Why Timbuktu as my blog title? I think the attraction is the mystery and history of the name: Timbuktu. The French spell the name as Tombouctou, making the name even more exotic. For centuries the name has been an indicator of a place that is really, really remote – a place that is truly in the middle of mythical Nowhere. And because it is so remote and un-reachable, it inevitably becomes a special place, a romantic place of myth and legend.
Where is Timbuktu? It is situated in northern Mali, on the Niger River, deep in the heart of West Africa. It was founded as a seasonal camp by Tuareg herders around the 11th Century, then grew into a rich trading city, a hub on the major trading route that began in North Africa, in Morocco, and wandered south over the Sahara, via the camel caravans laden with salt. The traders of Timbuktu bought the salt for gold, which in turn originated at the next big southern city on the Niger, Djenne.
The traditional camel caravans of the Sahara have all but vanished, superseded by fleets of massive diesel trucks or muscular 4×4 vehicles that can cope with the extreme temperatures and sandy conditions of the desert. Today there is even a hardtop road that runs North/South through the Sahara, passing through Timbuktu. So although the mud buildings, the dust, the heat, remain the same in Timbuktu and the nomads’ camels can still be seen in the streets of the city, the ancient camel caravan has become a thing of the past.
The first Western explorers who sought for the fabled Timbuktu were disappointed. Réné Caillié, the French explorer didn’t think much of it. When he finally arrived in the city in 1828 he dismissed it with the comment “a mass of ill-looking houses” and he also commented on “the profound silence”. In the mid 1800’s Western explorers were eagerly searching for the famous gold of Timbuktu, but over the centuries the golden hoard had trickled away Northwards and the primitive hand-hewn shallow mining holes and pits of earlier centuries no longer yielded more than a few tantalising specks of the metal.

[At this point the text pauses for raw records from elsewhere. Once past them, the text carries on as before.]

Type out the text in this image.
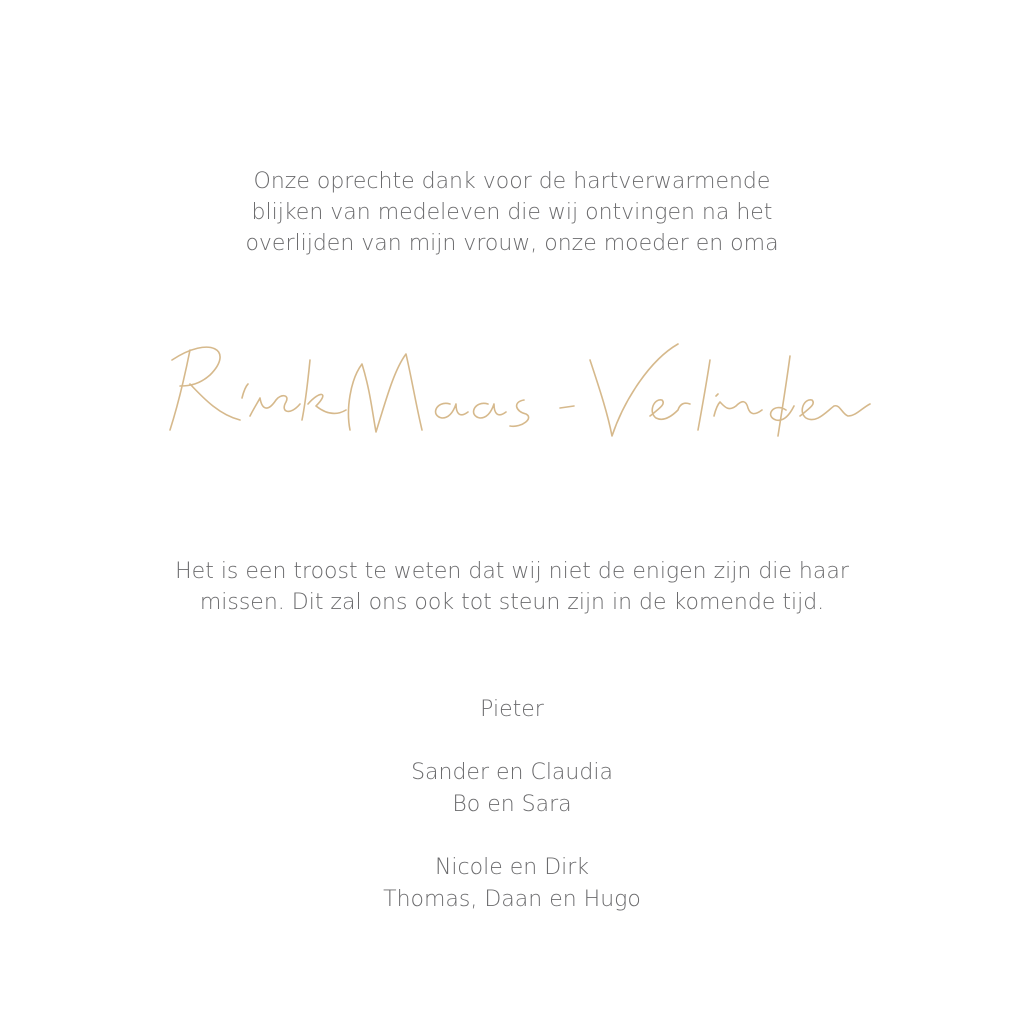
Onze oprechte dank voor de hartverwarmende
blijken van medeleven die wij ontvingen na het
overlijden van mijn vrouw, onze moeder en oma
Riek Maas - Verlinden
Het is een troost te weten dat wij niet de enigen zijn die haar
missen. Dit zal ons ook tot steun zijn in de komende tijd.
Pieter
Sander en Claudia
Bo en Sara
Nicole en Dirk
Thomas, Daan en Hugo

But more interestingly, to my mind, is another treasure still to be found in Timbuktu. During the Songhai Empire, the city became a centre of Islamic learning, famed for its hundreds of scholars and rich store of manuscripts. But this ended in 1591when the Moroccan army looted the city, either killing or exiling the scholars to Morocco, and seizing the many of the manuscript collections.

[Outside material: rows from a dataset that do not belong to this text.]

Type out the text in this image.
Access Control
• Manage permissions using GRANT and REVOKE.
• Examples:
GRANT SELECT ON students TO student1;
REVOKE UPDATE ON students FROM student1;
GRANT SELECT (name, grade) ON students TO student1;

Luckily, due to the extremely dry desert conditions it was the ideal place for the preservation of old documents and to this day, in Timbuktu, there are still family hoards of manuscripts, dating back centuries. Some families have collections of manuscripts, quietly crumbling away, being nibbled by termites, inside their mud-houses in Timbuktu. Other families have stashes of books buried in trunks and boxes out in the desert.
To see pictures of these leather-bound books, with their sagging spines, loose yellowing pages crumbling at the edges, the elegant Arabic script curling over page after page, is to get a sense of great antiquity. To see the past held in the sunburned hand of a blue turbaned Touareg, who explains that his great-great-back-ten-generations-grandfather was the custodian of this precious Koran, that books of spells, remedies and charms – what an experience! It is one thing to see museum exhibits of historical manuscripts, but to stand out in the desert, surrounded by nomads, and be able to personally handle these ancient books …. now that’s living history!
On a more prosaic note, there are current international attempts to restore and digitize Timbuktu’s manuscripts, and three new state of the art libraries have been built to carry out the task.